Voices of Excellence interview

Anna Babel, associate professor of Hispanic linguistics in the Department of Spanish and Portuguese, spent 17 years gathering ethnographic data for her 2018 book, Language at the Border of the Andes and the Amazon. She discusses how language use creates similarities and differences among speakers of Spanish and Quechua with host David Staley. She then turns to a topic closer to home, her experience leading ally trainings for campus community members interested in supporting undocumented students. Tune in to the Voices of Excellence from the College of Arts and Sciences podcast, available on Soundcloud and on iTunes.

The Last Word: To my Latino Languages and Communities Class

Estimados estudiantes,

Ya terminada la última clase, les escribo para expresar mis mejores deseos para un exitoso fin de semestre para todos Uds. Espero que you can do a good job on your course work, and finish the semester well, but remember lo que les dije en la primera clase: you are not defined by a grade in a class. You have value as a person, and you have dimensions that go beyond lo que se mide in a gradebook. Keep it in perspective.

Ahora que ya pasamos el trabajo de establecer a new academic standard of code-mixing, atrévense a usarlo en sus otras clases. Push the envelope, experiment, and desarróllense una voz propia. Think about what it means to be a speaker and a writer of standard languages, y lo que implica políticamente to recognize and push back against these naturalized practices. Para citar a Anzaldúa, How have your wild tongues been tamed?

More broadly, I hope you will move forward with your life in ways that reflect the qualities that I have seen in our class: academic acuity, critical thinking, empathy, deep engagement with structural inequalities and an appreciation for the private joys and struggles in our world. Recuerda la responsabilidad que tenemos cada uno de dedicarnos no sólo a la lingüística, sino a anthropolitical linguistics – respect for, advocacy on behalf of, and cooperation with the people who speak our languages and live in our communities.

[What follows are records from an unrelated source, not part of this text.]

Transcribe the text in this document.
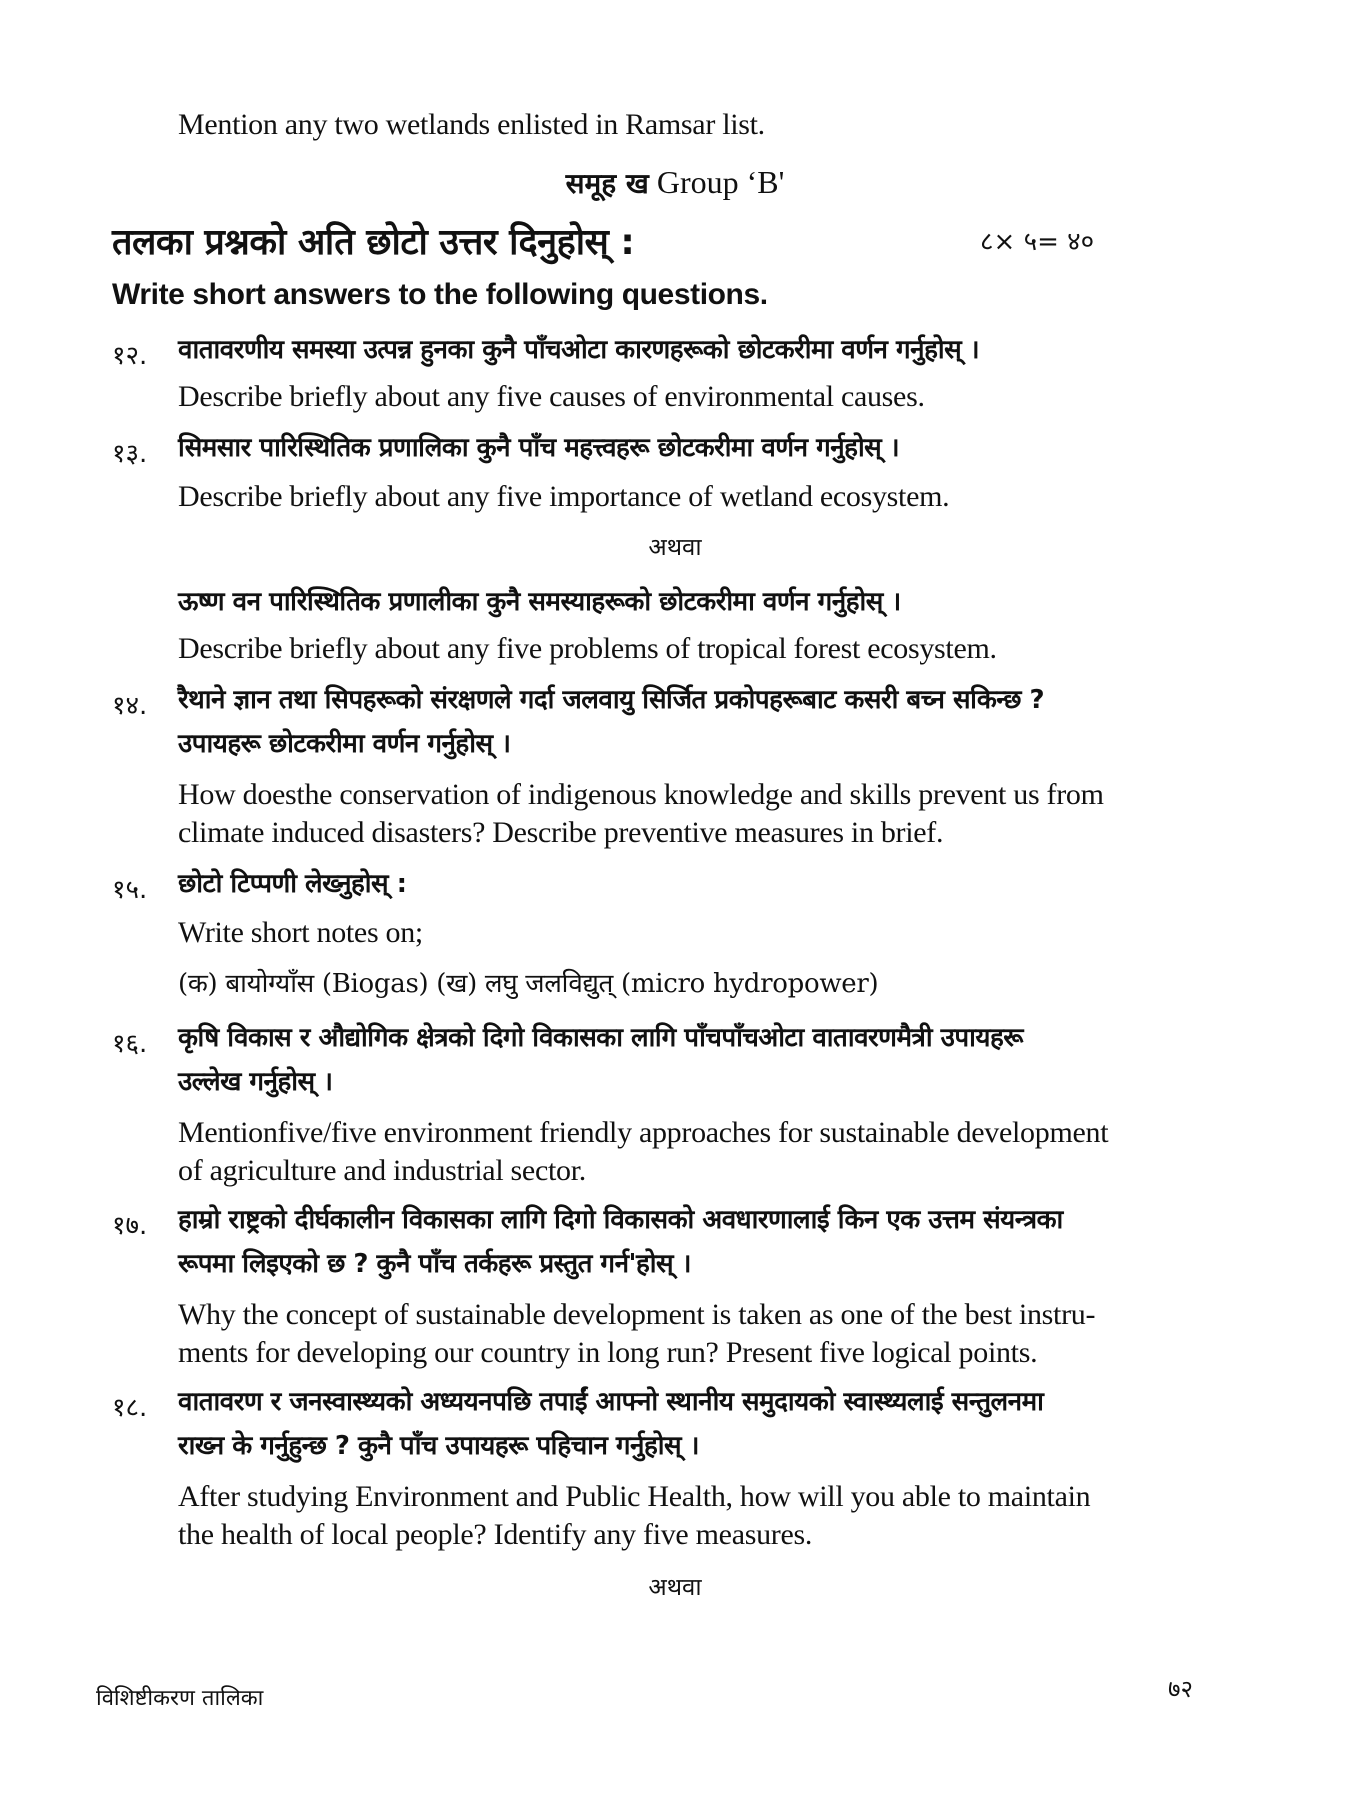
Mention any two wetlands enlisted in Ramsar list.
समूह ख Group ‘B'
तलका प्रश्नको अति छोटो उत्तर दिनुहोस् :	८× ५= ४०
Write short answers to the following questions.
१२. वातावरणीय समस्या उत्पन्न हुनका कुनै पाँचओटा कारणहरूको छोटकरीमा वर्णन गर्नुहोस् ।
Describe briefly about any five causes of environmental causes.
१३. सिमसार पारिस्थितिक प्रणालिका कुनै पाँच महत्त्वहरू छोटकरीमा वर्णन गर्नुहोस् ।
Describe briefly about any five importance of wetland ecosystem.
अथवा
ऊष्ण वन पारिस्थितिक प्रणालीका कुनै समस्याहरूको छोटकरीमा वर्णन गर्नुहोस् ।
Describe briefly about any five problems of tropical forest ecosystem.
१४. रैथाने ज्ञान तथा सिपहरूको संरक्षणले गर्दा जलवायु सिर्जित प्रकोपहरूबाट कसरी बच्न सकिन्छ ?
उपायहरू छोटकरीमा वर्णन गर्नुहोस् ।
How doesthe conservation of indigenous knowledge and skills prevent us from
climate induced disasters? Describe preventive measures in brief.
१५. छोटो टिप्पणी लेख्नुहोस् :
Write short notes on;
(क) बायोग्याँस (Biogas) (ख) लघु जलविद्युत् (micro hydropower)
१६. कृषि विकास र औद्योगिक क्षेत्रको दिगो विकासका लागि पाँचपाँचओटा वातावरणमैत्री उपायहरू
उल्लेख गर्नुहोस् ।
Mentionfive/five environment friendly approaches for sustainable development
of agriculture and industrial sector.
१७. हाम्रो राष्ट्रको दीर्घकालीन विकासका लागि दिगो विकासको अवधारणालाई किन एक उत्तम संयन्त्रका
रूपमा लिइएको छ ? कुनै पाँच तर्कहरू प्रस्तुत गर्न'होस् ।
Why the concept of sustainable development is taken as one of the best instru-
ments for developing our country in long run? Present five logical points.
१८. वातावरण र जनस्वास्थ्यको अध्ययनपछि तपाईं आफ्नो स्थानीय समुदायको स्वास्थ्यलाई सन्तुलनमा
राख्न के गर्नुहुन्छ ? कुनै पाँच उपायहरू पहिचान गर्नुहोस् ।
After studying Environment and Public Health, how will you able to maintain
the health of local people? Identify any five measures.
अथवा
विशिष्टीकरण तालिका	७२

And finalmente, please remember to fill out your SEIs. Gracias por su colaboración, and I’ve enjoyed having you all in class this semester.

Anna/Profe B

An open letter to my students

Originally published in The Lantern.

As you know from the conversations we’ve had over the past few days, I do not assume that all of us share the same political opinions.  In fact, quite the reverse — I know and respect the different points of view that each of you bring to our collective conversation.

I do believe that we share a common commitment to basic values of tolerance, respect and mutual trust.  These are values that I work hard to instill in our classroom, and they apply equally to all students, indeed to all of us — regardless of political affiliation, race or ethnicity, immigration status or religion.  I call on you speak out for those values today.

This Friday, Veteran’s Day, posters that advocated white supremacist ideas were hung the walls of Hagerty Hall, the building where I work.  Many of you have seen these images circulating on social media and feel upset and scared.  It is frightening to see these views openly expressed in spaces that we have all worked to make safe.  It is even more frightening to hear that this is part of a national pattern of harassment and violence against women, people of color and Muslims in the days since the election.

I feel vulnerable too.  I am a woman.  I work in higher education.  I am married to a man who is not only an immigrant, but brown and a Spanish-speaker.  I have two Latino children.  I feel vulnerable personally and I am also worried about people I love and about my children’s future.  But feeling vulnerable is different than being afraid.  It is not surprising that a political cycle that has been centered on divisiveness, resentment and mistrust should breed a legacy of fear and hate.  I refuse to be part of that.  I refuse to be afraid, and I refuse to look around me with hate and distrust.

The university is a community that is built around a set of common values.  At its best, the university is a space to explore difference, to engage with new and potentially radical ideas.  It is a space for discussion, for experimentation, for debate, for idealism in its best forms.  We cannot do that when we feel angry, afraid or hateful.  Do not close in, reach out.  Do not shut down, open up.

And so I call on you to act.  Listen to people who you know disagree with you.  Speak out when you see injustice. Stand up for what you know is right.  Get active at the community level — make this a better town, state, nation and world over the next four years.  And most of all, finish your education.  Graduate and get out there in the world to pay it forward.  I am proud to be an educator and a part of this institution.  I am proud of all of you.  We are strong not despite our differences, but because of them.  And we are all in this together.